Soundex search in LuceneQueries

Similar to the previous thread I would like to document the business logic in this thread to make the debugging and review easier:

Logic in the SQL statement:

case.  when pname.givenName is null then 0.
       when soundex(pname.givenName) = soundex(:n1) then 3.
       when soundex(pname.givenName) = soundex(:n2) then 2.
       when soundex(pname.givenName) = soundex(:n3) then 1.  else 0 . end. 
+ 

case. when pname.middleName is null then 0.
      when soundex(pname.middleName) = soundex(:n1) then 2.
      when soundex(pname.middleName) = soundex(:n2) then 3.
      when soundex(pname.middleName) = soundex(:n3) then 1.  else 0. end.
        + 
case. when pname.familyName is null then 0.
      when soundex(pname.familyName) = soundex(:n1) then 1.
      when soundex(pname.familyName) = soundex(:n2) then 2.
      when soundex(pname.familyName) = soundex(:n3) then 3.  else 0. end.
      +
case.  when pname.familyName2 is null then 0.
      when soundex(pname.familyName2) = soundex(:n1) then 1.
      when soundex(pname.familyName2) = soundex(:n2) then 2.
      when soundex(pname.familyName2) = soundex(:n3) then 3.  else 0. end.
 >= 5;

Logic 1: One variable (e. g. n1) matches multiple names so that count goes over 5. This happens with an expected match (n1 = givenName) and mutiple 1 and 2 add upp:

  • givenName=n1 and ((familyName= n1 and familyName2=n1) or middleName=n1)
  • middleName=n2 and (n2= familyName or familyName2=n2)
  • familyName=n3 and givenName=n3 and middleName=n3
  • familyName2=n3 and givenName=n3 and middleName=n3

Logic 2 There are two matches with a 3:

  • There exists two true returns in GivenName(N1), MiddleName(n2), FamilyName(N3), FamilyName2(N3)

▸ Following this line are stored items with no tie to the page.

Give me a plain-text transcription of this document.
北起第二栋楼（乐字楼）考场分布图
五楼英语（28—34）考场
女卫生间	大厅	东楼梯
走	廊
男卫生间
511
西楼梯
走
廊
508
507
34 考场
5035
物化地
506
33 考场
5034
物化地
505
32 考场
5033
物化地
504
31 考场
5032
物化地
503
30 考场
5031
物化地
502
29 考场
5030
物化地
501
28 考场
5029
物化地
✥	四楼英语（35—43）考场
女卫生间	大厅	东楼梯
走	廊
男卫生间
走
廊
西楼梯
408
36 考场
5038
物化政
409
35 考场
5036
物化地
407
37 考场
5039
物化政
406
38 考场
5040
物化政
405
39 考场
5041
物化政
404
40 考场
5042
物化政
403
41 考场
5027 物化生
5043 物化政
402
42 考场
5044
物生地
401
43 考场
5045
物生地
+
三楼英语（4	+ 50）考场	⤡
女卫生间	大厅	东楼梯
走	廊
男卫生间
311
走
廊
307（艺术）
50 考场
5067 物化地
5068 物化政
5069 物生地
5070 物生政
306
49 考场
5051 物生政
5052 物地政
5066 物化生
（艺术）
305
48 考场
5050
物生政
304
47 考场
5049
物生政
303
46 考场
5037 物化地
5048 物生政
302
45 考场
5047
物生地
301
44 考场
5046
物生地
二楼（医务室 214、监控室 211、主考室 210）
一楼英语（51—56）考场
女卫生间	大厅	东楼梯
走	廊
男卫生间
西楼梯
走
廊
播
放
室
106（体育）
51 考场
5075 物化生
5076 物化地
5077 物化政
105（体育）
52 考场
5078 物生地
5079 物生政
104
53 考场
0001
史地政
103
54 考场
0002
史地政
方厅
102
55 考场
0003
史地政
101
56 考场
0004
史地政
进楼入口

Logic 3 There exist a match in the form of a 2 and 3 hit

  • givenName = n1 and familyName=n2
  • givenName = n1 and familyName=n3
  • familyName = n3 and middleName = n2
  • familyName2 = n3 and middleName = n2

Logic 4: There exist one almost correct attribute match worth of 2 points and three matches worth one point

  • givenName=n2, middleName=n3, familyName=n1, familyName2=n1
  • middleName=n3, givenName=n3, familyName=n1, familyName2=n1
  • familyName=n2, middleName=n1, givenName=n3, familyName2=n1
  • familyName2=n3, middleName=n1, givenName=n3, familyName=n1

Logic 5 - One match worth of 3 points and two matches worth of 1 point

  • givenName=n1, middleName=n3, (familyName=n1 or familyName2=n1)
  • middleName=n2, givenName=n3, (familyName=n1 or familyName2=n1)

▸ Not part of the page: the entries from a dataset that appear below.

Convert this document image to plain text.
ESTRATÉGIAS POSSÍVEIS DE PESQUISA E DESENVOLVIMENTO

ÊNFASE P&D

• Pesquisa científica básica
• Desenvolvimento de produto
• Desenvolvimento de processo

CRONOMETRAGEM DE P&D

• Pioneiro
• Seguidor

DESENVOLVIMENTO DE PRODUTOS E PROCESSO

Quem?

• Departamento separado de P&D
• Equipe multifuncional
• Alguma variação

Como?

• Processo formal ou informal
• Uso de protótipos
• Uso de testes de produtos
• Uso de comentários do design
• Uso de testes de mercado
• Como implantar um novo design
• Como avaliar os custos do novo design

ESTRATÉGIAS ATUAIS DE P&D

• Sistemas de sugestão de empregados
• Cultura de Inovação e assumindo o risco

Potential Approaches for a Lucene impelementation

Approach 1 - Point based solution Same Logic implementation in multiple SQL statements. For each variable=attribute statement a function is implemented that returns the matched patiend_ids plus the assigned matching points (1,2,3). In the end, id total points are added up and a filter is applied. Disadvantage is that 12 SQL statements are executed.

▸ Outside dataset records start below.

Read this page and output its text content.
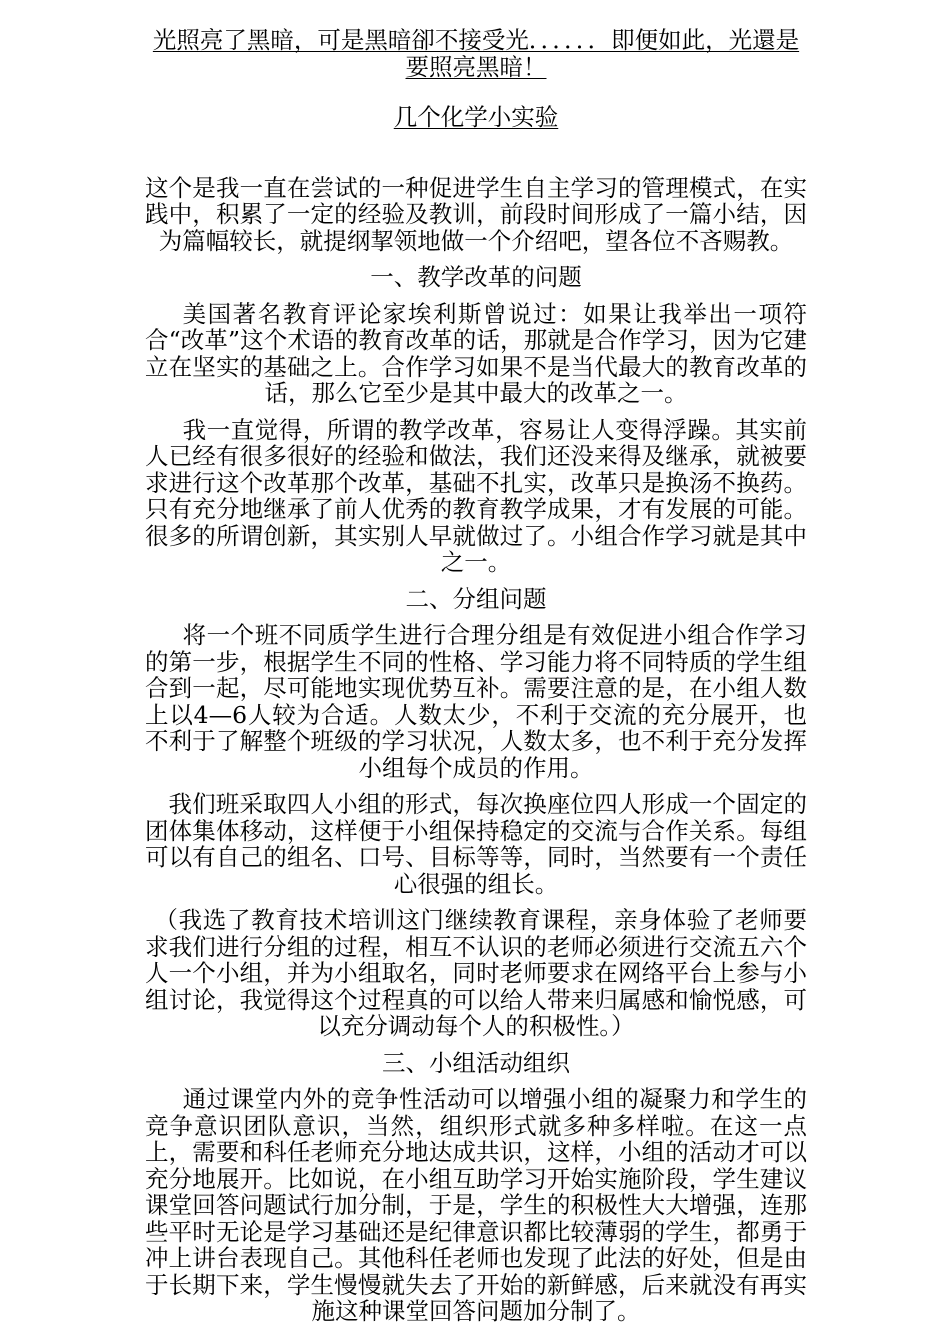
光照亮了黑暗，可是黑暗卻不接受光．．．．．．即便如此，光還是要照亮黑暗！
几个化学小实验
这个是我一直在尝试的一种促进学生自主学习的管理模式，在实践中，积累了一定的经验及教训，前段时间形成了一篇小结，因为篇幅较长，就提纲挈领地做一个介绍吧，望各位不吝赐教。
一、教学改革的问题
美国著名教育评论家埃利斯曾说过：如果让我举出一项符合“改革”这个术语的教育改革的话，那就是合作学习，因为它建立在坚实的基础之上。合作学习如果不是当代最大的教育改革的话，那么它至少是其中最大的改革之一。
我一直觉得，所谓的教学改革，容易让人变得浮躁。其实前人已经有很多很好的经验和做法，我们还没来得及继承，就被要求进行这个改革那个改革，基础不扎实，改革只是换汤不换药。只有充分地继承了前人优秀的教育教学成果，才有发展的可能。很多的所谓创新，其实别人早就做过了。小组合作学习就是其中之一。
二、分组问题
将一个班不同质学生进行合理分组是有效促进小组合作学习的第一步，根据学生不同的性格、学习能力将不同特质的学生组合到一起，尽可能地实现优势互补。需要注意的是，在小组人数上以4—6人较为合适。人数太少，不利于交流的充分展开，也不利于了解整个班级的学习状况，人数太多，也不利于充分发挥小组每个成员的作用。
我们班采取四人小组的形式，每次换座位四人形成一个固定的团体集体移动，这样便于小组保持稳定的交流与合作关系。每组可以有自己的组名、口号、目标等等，同时，当然要有一个责任心很强的组长。
（我选了教育技术培训这门继续教育课程，亲身体验了老师要求我们进行分组的过程，相互不认识的老师必须进行交流五六个人一个小组，并为小组取名，同时老师要求在网络平台上参与小组讨论，我觉得这个过程真的可以给人带来归属感和愉悦感，可以充分调动每个人的积极性。）
三、小组活动组织
通过课堂内外的竞争性活动可以增强小组的凝聚力和学生的竞争意识团队意识，当然，组织形式就多种多样啦。在这一点上，需要和科任老师充分地达成共识，这样，小组的活动才可以充分地展开。比如说，在小组互助学习开始实施阶段，学生建议课堂回答问题试行加分制，于是，学生的积极性大大增强，连那些平时无论是学习基础还是纪律意识都比较薄弱的学生，都勇于冲上讲台表现自己。其他科任老师也发现了此法的好处，但是由于长期下来，学生慢慢就失去了开始的新鲜感，后来就没有再实施这种课堂回答问题加分制了。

HashMap<int, int> person_id_to_points;
person_id_to_points += select_familyName(n1, 1);
person_id_to_points += select_familyName(n2, 2);
match= filter_persons_id_with_more_5_points(person_id_to_points)

Approach 2 Each logic block is executed in a seperate function. A lot of “AND” blocks have to be added to the Lucene query. The advantage is that less SQL statements are executed but each SQL statement becomes a lot more complex.

List person_id;
person_id += get_persons_matching_one_attribute_multiple_times(n1,n2,n3,n4);
person_id += get_persons_matching_a_three_and_two(n1,n2,n3,n4);

Questions:

  1. Is there an error in my interpretation of the business logic?
  2. What approach would be the best?